Ours paid out when my husband had to leave his job due to ill health.

So no, it shouldn't be an issue and I don't see how his action could be nefarious. If you've not been paying the mortgage then you're not entitled to any of a possible payout intended to help him pay it.

saraclara · 04/11/2022 18:39

Seriously, not serially ill

Georgeskitchen · 04/11/2022 18:40

Ask him to send you the paperwork and get someone with financial knowledge to explain what it means. What you don't want is to end up having to pay out for something that is not your concern iyswim

saraclara · 04/11/2022 18:42

Also, for the record, I'd totally forgotten about our mortgage protection policy, so I can see how it was overlooked during the divorce. It was something that our mortgage provider insisted on and we didn't think about it again. We'd actually paid off the mortgage early so didn't think about it when my husband was taken ill. I assumed that it expired with the mortgage, but it didn't. I discovered that it was still active six months after my DH had to stop work, so the payout was an unexpected (and much needed) bonus.

oldbrownjug · 04/11/2022 18:46

Likely scenario - he either needs to claim on the policy, (and you won't be entitled to it anyway but the insurer won't pay until you confirm this).

Or he's claiming a mis-sale and they won't take the complaint or compensate unless you show you have been removed

Lysianthus · 04/11/2022 18:49

creamwitheverything · 04/11/2022 18:25

Thank you all so much for your advice. Apparently he is now instructing a new solicitor to send me a form to sign to transfer what ever it is over to him. I will wait,investigate and do nothing till I can check things out officially.

Even though you don't want anything from him, could you ask him to pay your solicitor's fees for your side of the transaction ?

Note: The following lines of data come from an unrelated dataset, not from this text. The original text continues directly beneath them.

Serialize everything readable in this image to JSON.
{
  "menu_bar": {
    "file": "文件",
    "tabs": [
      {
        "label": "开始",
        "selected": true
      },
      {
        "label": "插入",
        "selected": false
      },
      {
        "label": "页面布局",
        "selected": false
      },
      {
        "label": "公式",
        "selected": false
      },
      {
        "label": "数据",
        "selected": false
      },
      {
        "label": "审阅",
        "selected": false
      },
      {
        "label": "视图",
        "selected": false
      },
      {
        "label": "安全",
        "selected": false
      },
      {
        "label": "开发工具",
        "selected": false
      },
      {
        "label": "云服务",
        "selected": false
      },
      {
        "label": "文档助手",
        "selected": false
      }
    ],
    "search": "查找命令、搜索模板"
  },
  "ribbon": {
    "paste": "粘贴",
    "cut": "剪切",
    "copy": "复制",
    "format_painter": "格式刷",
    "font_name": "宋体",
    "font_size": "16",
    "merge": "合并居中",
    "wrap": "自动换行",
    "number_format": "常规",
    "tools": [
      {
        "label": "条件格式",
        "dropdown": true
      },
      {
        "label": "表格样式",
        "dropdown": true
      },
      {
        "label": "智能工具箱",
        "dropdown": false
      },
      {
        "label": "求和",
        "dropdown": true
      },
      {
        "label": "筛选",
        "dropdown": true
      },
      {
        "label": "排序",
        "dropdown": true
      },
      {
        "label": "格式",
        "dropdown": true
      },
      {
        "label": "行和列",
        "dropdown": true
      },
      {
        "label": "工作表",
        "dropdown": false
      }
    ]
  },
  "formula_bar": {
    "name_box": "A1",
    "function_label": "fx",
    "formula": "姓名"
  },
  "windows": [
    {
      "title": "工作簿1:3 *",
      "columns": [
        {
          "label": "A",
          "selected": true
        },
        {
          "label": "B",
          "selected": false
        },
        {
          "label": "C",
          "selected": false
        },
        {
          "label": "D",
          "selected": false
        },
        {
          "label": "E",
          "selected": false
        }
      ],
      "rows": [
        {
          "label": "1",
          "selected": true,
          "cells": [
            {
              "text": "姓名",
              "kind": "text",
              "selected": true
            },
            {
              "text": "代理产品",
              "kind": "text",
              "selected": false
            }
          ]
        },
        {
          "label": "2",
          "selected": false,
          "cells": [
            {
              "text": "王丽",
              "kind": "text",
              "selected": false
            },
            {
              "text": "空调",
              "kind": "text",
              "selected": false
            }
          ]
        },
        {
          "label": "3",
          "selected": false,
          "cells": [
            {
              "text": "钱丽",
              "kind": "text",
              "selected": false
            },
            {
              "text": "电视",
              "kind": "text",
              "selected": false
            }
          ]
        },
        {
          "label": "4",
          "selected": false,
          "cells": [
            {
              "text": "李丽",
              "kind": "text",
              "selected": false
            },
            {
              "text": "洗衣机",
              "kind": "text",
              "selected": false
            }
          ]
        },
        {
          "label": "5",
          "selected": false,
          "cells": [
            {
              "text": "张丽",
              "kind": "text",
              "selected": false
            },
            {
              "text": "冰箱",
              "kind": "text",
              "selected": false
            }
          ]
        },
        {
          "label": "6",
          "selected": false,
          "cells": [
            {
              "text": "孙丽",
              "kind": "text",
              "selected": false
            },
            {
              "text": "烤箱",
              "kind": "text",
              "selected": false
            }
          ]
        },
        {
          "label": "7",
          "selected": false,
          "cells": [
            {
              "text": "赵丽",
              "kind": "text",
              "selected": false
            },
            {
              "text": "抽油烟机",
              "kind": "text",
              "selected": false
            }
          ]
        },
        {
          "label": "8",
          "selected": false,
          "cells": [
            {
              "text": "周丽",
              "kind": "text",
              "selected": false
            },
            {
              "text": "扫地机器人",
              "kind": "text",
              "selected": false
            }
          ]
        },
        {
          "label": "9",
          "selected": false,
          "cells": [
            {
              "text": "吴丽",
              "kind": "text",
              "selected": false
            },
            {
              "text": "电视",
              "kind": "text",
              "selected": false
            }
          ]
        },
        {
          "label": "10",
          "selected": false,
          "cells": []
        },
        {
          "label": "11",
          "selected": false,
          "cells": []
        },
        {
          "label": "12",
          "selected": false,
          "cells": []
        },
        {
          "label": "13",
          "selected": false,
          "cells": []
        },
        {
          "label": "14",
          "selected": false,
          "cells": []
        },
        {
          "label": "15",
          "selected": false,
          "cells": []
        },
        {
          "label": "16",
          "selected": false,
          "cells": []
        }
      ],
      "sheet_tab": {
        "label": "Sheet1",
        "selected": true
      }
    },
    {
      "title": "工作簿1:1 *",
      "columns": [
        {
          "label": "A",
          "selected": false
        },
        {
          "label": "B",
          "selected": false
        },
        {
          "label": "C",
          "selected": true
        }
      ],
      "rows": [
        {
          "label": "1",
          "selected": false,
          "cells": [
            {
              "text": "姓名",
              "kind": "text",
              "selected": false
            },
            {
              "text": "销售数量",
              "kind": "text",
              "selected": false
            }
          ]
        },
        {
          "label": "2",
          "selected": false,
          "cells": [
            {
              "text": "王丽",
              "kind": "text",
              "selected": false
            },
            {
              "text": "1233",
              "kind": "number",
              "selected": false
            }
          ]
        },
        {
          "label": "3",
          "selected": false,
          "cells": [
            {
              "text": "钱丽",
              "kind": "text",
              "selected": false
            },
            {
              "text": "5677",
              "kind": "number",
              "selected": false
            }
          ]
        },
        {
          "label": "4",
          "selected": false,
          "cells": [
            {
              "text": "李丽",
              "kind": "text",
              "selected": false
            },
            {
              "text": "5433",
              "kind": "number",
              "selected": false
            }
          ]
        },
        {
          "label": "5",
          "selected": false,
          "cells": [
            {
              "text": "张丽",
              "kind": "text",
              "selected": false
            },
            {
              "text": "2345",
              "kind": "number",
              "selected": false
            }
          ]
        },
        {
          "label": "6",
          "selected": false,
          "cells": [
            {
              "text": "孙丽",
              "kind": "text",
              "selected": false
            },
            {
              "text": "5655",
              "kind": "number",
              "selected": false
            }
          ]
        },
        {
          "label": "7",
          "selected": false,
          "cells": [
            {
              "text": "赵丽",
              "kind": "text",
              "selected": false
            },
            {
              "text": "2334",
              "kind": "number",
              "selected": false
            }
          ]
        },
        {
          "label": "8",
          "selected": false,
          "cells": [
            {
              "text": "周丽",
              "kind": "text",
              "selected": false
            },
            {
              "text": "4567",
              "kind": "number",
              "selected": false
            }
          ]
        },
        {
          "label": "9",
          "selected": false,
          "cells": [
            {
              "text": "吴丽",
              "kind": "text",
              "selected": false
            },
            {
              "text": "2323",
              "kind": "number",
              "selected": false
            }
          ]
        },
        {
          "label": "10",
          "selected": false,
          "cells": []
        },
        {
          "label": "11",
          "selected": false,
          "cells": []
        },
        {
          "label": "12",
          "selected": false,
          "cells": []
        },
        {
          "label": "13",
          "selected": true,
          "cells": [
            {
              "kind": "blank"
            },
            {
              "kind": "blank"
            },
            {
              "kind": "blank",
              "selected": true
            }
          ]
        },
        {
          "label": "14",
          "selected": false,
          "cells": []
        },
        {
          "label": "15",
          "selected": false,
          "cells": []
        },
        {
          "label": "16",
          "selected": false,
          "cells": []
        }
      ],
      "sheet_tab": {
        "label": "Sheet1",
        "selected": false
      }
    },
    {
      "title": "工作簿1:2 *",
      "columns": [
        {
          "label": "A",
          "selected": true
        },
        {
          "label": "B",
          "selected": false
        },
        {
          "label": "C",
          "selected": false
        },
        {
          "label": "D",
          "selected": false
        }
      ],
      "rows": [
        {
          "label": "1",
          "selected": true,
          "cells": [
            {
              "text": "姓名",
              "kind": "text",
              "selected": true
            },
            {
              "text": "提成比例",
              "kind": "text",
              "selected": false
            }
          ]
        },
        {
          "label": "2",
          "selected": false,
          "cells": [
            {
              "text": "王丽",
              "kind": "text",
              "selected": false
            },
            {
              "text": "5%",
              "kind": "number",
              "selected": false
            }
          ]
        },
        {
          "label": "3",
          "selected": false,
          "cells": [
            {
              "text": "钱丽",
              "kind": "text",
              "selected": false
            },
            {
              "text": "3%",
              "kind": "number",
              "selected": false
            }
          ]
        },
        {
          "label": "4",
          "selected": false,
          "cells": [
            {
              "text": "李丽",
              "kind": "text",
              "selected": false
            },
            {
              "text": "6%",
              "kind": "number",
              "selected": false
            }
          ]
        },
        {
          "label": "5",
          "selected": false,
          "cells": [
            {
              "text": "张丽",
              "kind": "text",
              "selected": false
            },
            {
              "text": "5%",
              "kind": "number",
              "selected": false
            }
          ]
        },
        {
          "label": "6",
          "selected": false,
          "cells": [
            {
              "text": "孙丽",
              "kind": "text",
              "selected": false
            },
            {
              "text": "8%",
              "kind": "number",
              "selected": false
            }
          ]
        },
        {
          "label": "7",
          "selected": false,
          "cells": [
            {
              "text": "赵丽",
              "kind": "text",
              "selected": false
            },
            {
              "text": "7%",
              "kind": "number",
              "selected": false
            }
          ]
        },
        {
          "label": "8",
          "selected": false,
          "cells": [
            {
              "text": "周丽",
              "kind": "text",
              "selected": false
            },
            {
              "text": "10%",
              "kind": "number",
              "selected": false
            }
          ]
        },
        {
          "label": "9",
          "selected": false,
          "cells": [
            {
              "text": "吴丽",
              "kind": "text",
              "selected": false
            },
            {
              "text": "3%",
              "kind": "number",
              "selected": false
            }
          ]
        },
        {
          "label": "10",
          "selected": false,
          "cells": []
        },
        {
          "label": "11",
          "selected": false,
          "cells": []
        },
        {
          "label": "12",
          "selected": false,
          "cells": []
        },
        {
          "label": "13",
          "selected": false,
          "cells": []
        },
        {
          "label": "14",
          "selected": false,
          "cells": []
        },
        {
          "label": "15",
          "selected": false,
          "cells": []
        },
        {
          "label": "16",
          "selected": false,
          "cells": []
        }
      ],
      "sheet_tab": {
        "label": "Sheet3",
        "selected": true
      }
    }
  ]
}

prh47bridge · 04/11/2022 19:43

Mortgage protection is a type of insurance policy designed to cover mortgage repayments if the borrower is unable to do so. As a previous poster says, it is not surprising if it was overlooked. Indeed, he may not even have been aware of its existence.

It is not the same as an endowment policy. An endowment policy will provide a sum on maturity (which is arranged to coincide with the end of the mortgage) which will hopefully be enough to cover repaying the mortgage. A mortgage protection policy doesn't do that. It simply keeps up the mortgage payments if you are unable to do so due to illness, serious injury, redundancy or similar.

These policies were frequently mis-sold. People were encouraged to buy policies when they would never be able to claim against them, and some lenders automatically included a policy with a mortgage without even telling the borrower, but collecting the premiums as part of the monthly payment.

I agree with others that the most likely reason for this is that either he needs to make a claim, or he wants to claim that it was mis-sold.

creamwitheverything · 04/11/2022 19:56

Thank you all I feel much more reassured.

OP posts:
11plusprep1 · 05/11/2022 05:05

He might be selling the house and usually buyer's mortgage company ask for seller to sign a waiver form. I can't recall the name of the form and the the purpose of the form that you as ex wife , providing declaration that you have no interest in the property now and in the future.
Mortgage protection is different. I agree with pps comments.